Police to control the behaviour and safety in traffic of vulnerable road users

Publication date 30.9.2022 13.22
News item

The police will organise intensive controls of compliance with the traffic rules and the safety of unprotected road users on Monday 3 October 2022.

Control will be targeted in particular at cyclists and operators of light e-vehicles and focus on compliance with the rules at traffic lights, cyclists riding on the pavement and operators of light e-vehicles driving on the pavement, compliance with give-way rules at junctions and the use of headlights in the dark and dusk.

Control will be targeted also at motorised vehicles.

“The police will also intervene in stopping and parking that inconveniences and endangers the mobility of vulnerable road users,” says Chief Superintendent Heikki Kallio at the National Police Board. 

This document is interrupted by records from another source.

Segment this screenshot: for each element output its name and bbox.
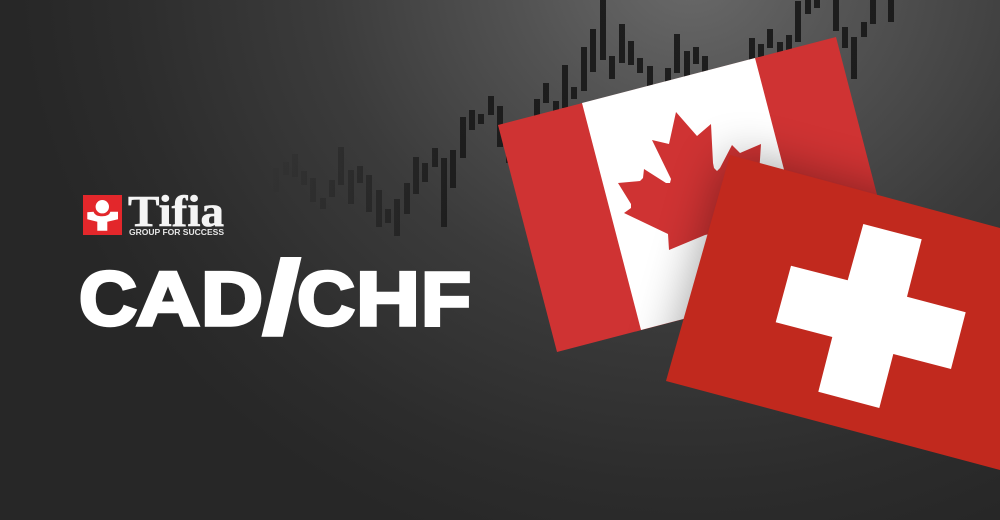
logo figure icon [87,200,118,231]
Canada white band [582,58,814,330]
title: D [201,257,263,342]
title: F [421,257,471,342]
logo: Tifia [83,187,225,237]
logo red square [83,195,122,235]
cast shadow on Canada flag [650,133,877,328]
title: C [297,257,355,342]
logo tagline: GROUP FOR SUCCESS [129,228,225,237]
title: A [136,257,200,342]
Swiss white cross [776,224,966,408]
icon: maple leaf [618,112,775,250]
Swiss red field [666,155,1000,470]
candlestick chart [273,0,894,236]
logo wordmark: Tifia [128,187,224,236]
title: H [356,257,420,342]
Canada red field [498,37,895,352]
flag: Switzerland [666,155,1000,470]
title: C [79,257,137,342]
flag: Canada [498,37,877,352]
title: / [264,242,299,354]
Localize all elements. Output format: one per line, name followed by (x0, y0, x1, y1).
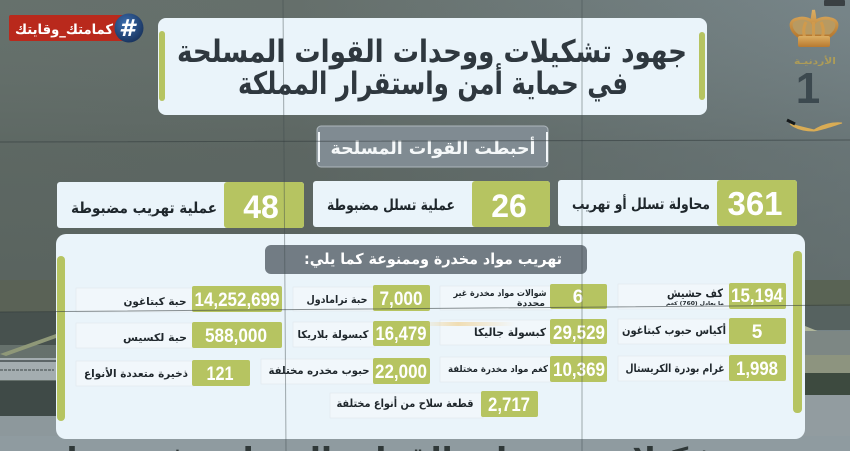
item: 6 (440, 284, 607, 310)
item: 121: ذخيرة متعددة الأنواع (84, 367, 189, 380)
item: 7,000 (293, 285, 430, 311)
stat card: 48: عملية تهريب مضبوطة (71, 199, 217, 217)
item: 22,000: حبوب مخدره مختلفة (268, 365, 370, 377)
item: 29,529 (440, 319, 607, 345)
item: 7,000: حبة ترامادول (306, 294, 368, 306)
item: 15,194 (618, 283, 786, 309)
item: 5: 5 (752, 322, 763, 343)
channel logo: 1 (796, 64, 820, 113)
item: 14,252,699: حبة كبتاغون (124, 296, 186, 308)
icon: crown (791, 10, 837, 47)
item: 14,252,699: 14,252,699 (194, 290, 280, 311)
badge: hashtag: # (119, 16, 137, 42)
stat card: 48 (57, 182, 304, 228)
item: 1,998: 1,998 (736, 359, 778, 380)
item: 5: أكياس حبوب كبتاغون (622, 323, 726, 337)
stat card: 361: محاولة تسلل أو تهريب (572, 194, 710, 213)
item: 15,194: ما يعادل (760) كغم (666, 301, 724, 307)
item: 588,000: حبة لكسيس (123, 332, 187, 344)
stat card: 48: 48 (243, 189, 279, 225)
title card: في حماية أمن واستقرار المملكة (238, 63, 628, 102)
item: 16,479: 16,479 (376, 324, 426, 345)
item: 5 (618, 318, 786, 344)
channel logo: الأردنيـة (794, 55, 836, 67)
item: 16,479: كبسولة بلاريكا (298, 329, 369, 341)
stat card: 361: 361 (727, 185, 783, 222)
title: جهود تشكيلات ووحدات القوات المسلحة (177, 34, 687, 70)
badge: hashtag: كمامتك_وقايتك (15, 22, 114, 38)
panel: smuggling details (56, 234, 805, 439)
item: 1,998 (618, 355, 786, 381)
item: 7,000: 7,000 (380, 289, 422, 310)
item: 22,000 (261, 358, 430, 384)
stat card: 26: 26 (491, 188, 527, 224)
item: 6: محددة (517, 299, 545, 309)
item: 6: شوالات مواد مخدرة غير (453, 289, 547, 299)
title card (158, 18, 707, 115)
stat card: 26 (313, 181, 550, 227)
badge: hashtag (9, 14, 144, 42)
item: 16,479 (293, 321, 430, 347)
channel logo (787, 10, 842, 131)
item: 2,717 (330, 391, 538, 418)
item: 121 (76, 360, 250, 386)
item: 2,717: قطعة سلاح من أنواع مختلفة (336, 396, 474, 410)
subtitle box (317, 126, 548, 167)
item: 14,252,699 (76, 286, 282, 312)
panel heading (265, 245, 587, 274)
item: 2,717: 2,717 (488, 395, 530, 416)
stat card: 26: عملية تسلل مضبوطة (327, 196, 455, 214)
subtitle box: أحبطت القوات المسلحة (330, 137, 536, 159)
item: 29,529: 29,529 (553, 323, 605, 344)
item: 10,369: كغم مواد مخدرة مختلفة (448, 364, 548, 375)
item: 121: 121 (206, 364, 234, 385)
item: 588,000 (76, 322, 282, 348)
item: 588,000: 588,000 (205, 326, 267, 347)
item: 22,000: 22,000 (375, 362, 427, 383)
item: 6: 6 (573, 287, 583, 308)
item: 29,529: كبسولة جاليكا (474, 326, 547, 339)
item: 15,194: كف حشيش (667, 286, 723, 300)
icon: gold swoosh (787, 120, 842, 131)
item: 10,369: 10,369 (553, 360, 605, 381)
panel heading: تهريب مواد مخدرة وممنوعة كما يلي: (304, 250, 562, 268)
stat card: 361 (558, 180, 797, 226)
item: 15,194: 15,194 (731, 286, 783, 307)
item: 10,369 (440, 356, 607, 382)
item: 1,998: غرام بودرة الكريستال (626, 362, 724, 375)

Kallio says that the police will mostly intervene in cases where a vehicle has illegally stopped or parked on a pavement, pedestrian crossing, cycle path, cycle path extension or within five metres before a pedestrian crossing, cycle path intersection or cycle path extension intersection. Parking control will be carried out together with municipal parking control authorities.

Vulnerable road users account for a high rate of fatalities

“Vulnerable road users accounted for 47% of road traffic fatalities in the EU in 2017. This figure includes motorised two-wheeler vehicles. This is why the safety of these road users must constantly be the focus of safety work,” says Kallio.

Statistics published by Statistics Finland show that 534 cyclists, 255 pedestrians and 598 motorcyclists were injured in road traffic (incidents of which the police are aware) last year.

”It should be pointed out, however, that the police are not made aware of all accidents involving cyclists, especially so-called single accidents, where there are no other parties involved and so these are not recorded in the official statistics. This means the number of injuries is significantly higher that the so-called official statistics,” Kallio reminds us.